Губернатор вздыхает.

— Манера поведения, Брюс. Её настроение. Что, мать твою, она делала?

Брюс пожимает плечами.

— Я не знаю, просто смотрела в пол и разговаривала с голосами в голове, — он облизывает губы. — Могу я задать вам вопрос?

— Какой?

— Она что-нибудь рассказала? Выдала какую-нибудь информацию?

Губернатор проводит пальцами по своим длинным волосам.

— Я ни о чём её не спрашивал... так с чего бы ей рассказывать мне что-то?

Брюс смотрит на него, нахмурив лоб.

— Вы ни о чём не спрашивали её?

— Именно так.

— Могу я спросить, почему?

Губернатор смотрит вдаль на вереницу выхлопного дыма, что тащится за бульдозером у баррикад. Рабочие заканчивают строительство стены, гул двигателей и отбойных молотков наполняет воздух.

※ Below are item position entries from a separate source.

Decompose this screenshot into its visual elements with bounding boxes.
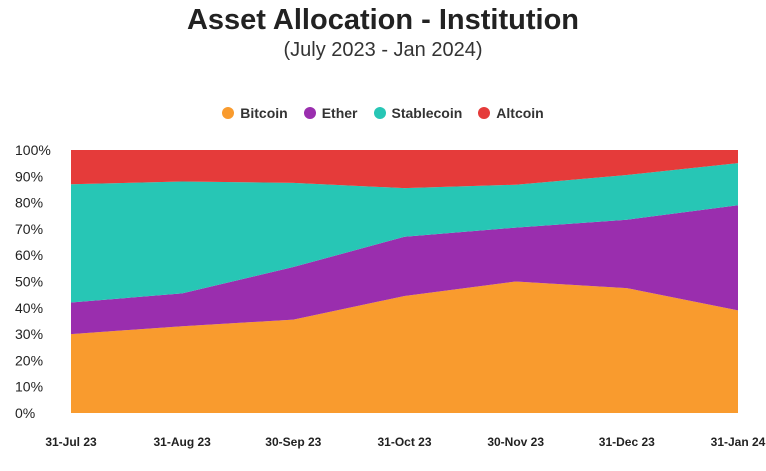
x-tick-label: 31-Aug 23 [153,435,211,449]
area-altcoin[interactable] [71,150,738,189]
legend-swatch-stablecoin [373,107,386,119]
legend-swatch-altcoin [478,107,491,119]
legend-item-altcoin[interactable]: Altcoin [478,105,544,121]
legend-label-bitcoin: Bitcoin [240,105,288,121]
y-tick-label: 50% [15,274,43,290]
legend-label-stablecoin: Stablecoin [391,105,463,121]
y-tick-label: 90% [15,168,43,184]
legend-label-ether: Ether [321,105,358,121]
legend-swatch-ether [303,107,316,119]
chart-title: Asset Allocation - Institution [186,4,580,36]
legend-item-stablecoin[interactable]: Stablecoin [373,105,463,121]
y-tick-label: 0% [15,405,35,421]
area-ether[interactable] [71,205,738,335]
y-tick-label: 100% [15,142,51,158]
area-stablecoin[interactable] [71,163,738,303]
y-tick-label: 80% [15,195,43,211]
y-tick-label: 30% [15,326,43,342]
legend-item-bitcoin[interactable]: Bitcoin [222,105,288,121]
x-tick-label: 30-Nov 23 [487,435,544,449]
legend-swatch-bitcoin [222,107,235,119]
legend-label-altcoin: Altcoin [496,105,544,121]
legend-item-ether[interactable]: Ether [303,105,358,121]
x-tick-label: 31-Dec 23 [599,435,655,449]
y-tick-label: 20% [15,352,43,368]
legend: Bitcoin Ether Stablecoin Altcoin [0,105,766,121]
area-bitcoin[interactable] [71,281,738,414]
x-tick-label: 30-Sep 23 [265,435,321,449]
y-tick-label: 60% [15,247,43,263]
y-tick-label: 40% [15,300,43,316]
y-tick-label: 70% [15,221,43,237]
y-tick-label: 10% [15,379,43,395]
x-tick-label: 31-Jan 24 [711,435,766,449]
chart-subtitle: (July 2023 - Jan 2024) [283,39,483,61]
x-tick-label: 31-Jul 23 [45,435,97,449]
x-tick-label: 31-Oct 23 [377,435,431,449]
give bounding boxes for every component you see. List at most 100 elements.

— Всё впереди, — говорит он, размышляя об этом. — Кстати говоря… хочу чтобы ты кое-что сделал. Где держат того мальчишку?

— Азиата? Он на уровне В, в складском помещении рядом с лазаретом.

— Я хочу, чтобы его перевели в соседнюю с той женщиной камеру.

Брюс хмурится, его лоб до самой лысины испещряют глубокие борозды, — Хорошо, но... вы хотите, чтобы он слышал, что происходит в той комнате?

Губернатор холодно улыбается.

— А ты не так глуп, Брюси. Я хочу, чтобы парнишка слышал всё, что я буду вытворять с этой сукой сегодня ночью. Тогда, один из них заговорит. Поверь мне.

Брюс хочет сказать что-то ещё, но Губернатор поворачивается и молча уходит.

* * *

В пыльной тишине квартиры над химчисткой, Лилли и Остину только под утро удаётся ненадолго задремать. Они просыпаются после полудня, и праздничная атмосфера предыдущей ночи превращается в серию неловких переговоров.

— Ой… извини, — говорит Остин, открыв дверь в ванную и обнаружив Лилли сидящей на унитазе в футболке Университета Джорджии со спущенными трусиками. Остин тут же отворачивается.

— Нет проблем, — говорит она. — Можешь просто дать мне минуту или две? И ванная в твоём распоряжении.

— Безусловно, — говорит он, засовывая руки в карманы и выходя в коридор. Тем утром, он задремал на полу в гостиной, накрывшись одеялом из грузовика, в то время как Лилли спала в спальне на своём рваном матрасе. Из прихожей Остин кричит Лилли: — У тебя будет время, чтобы преподать мне еще один урок сегодня?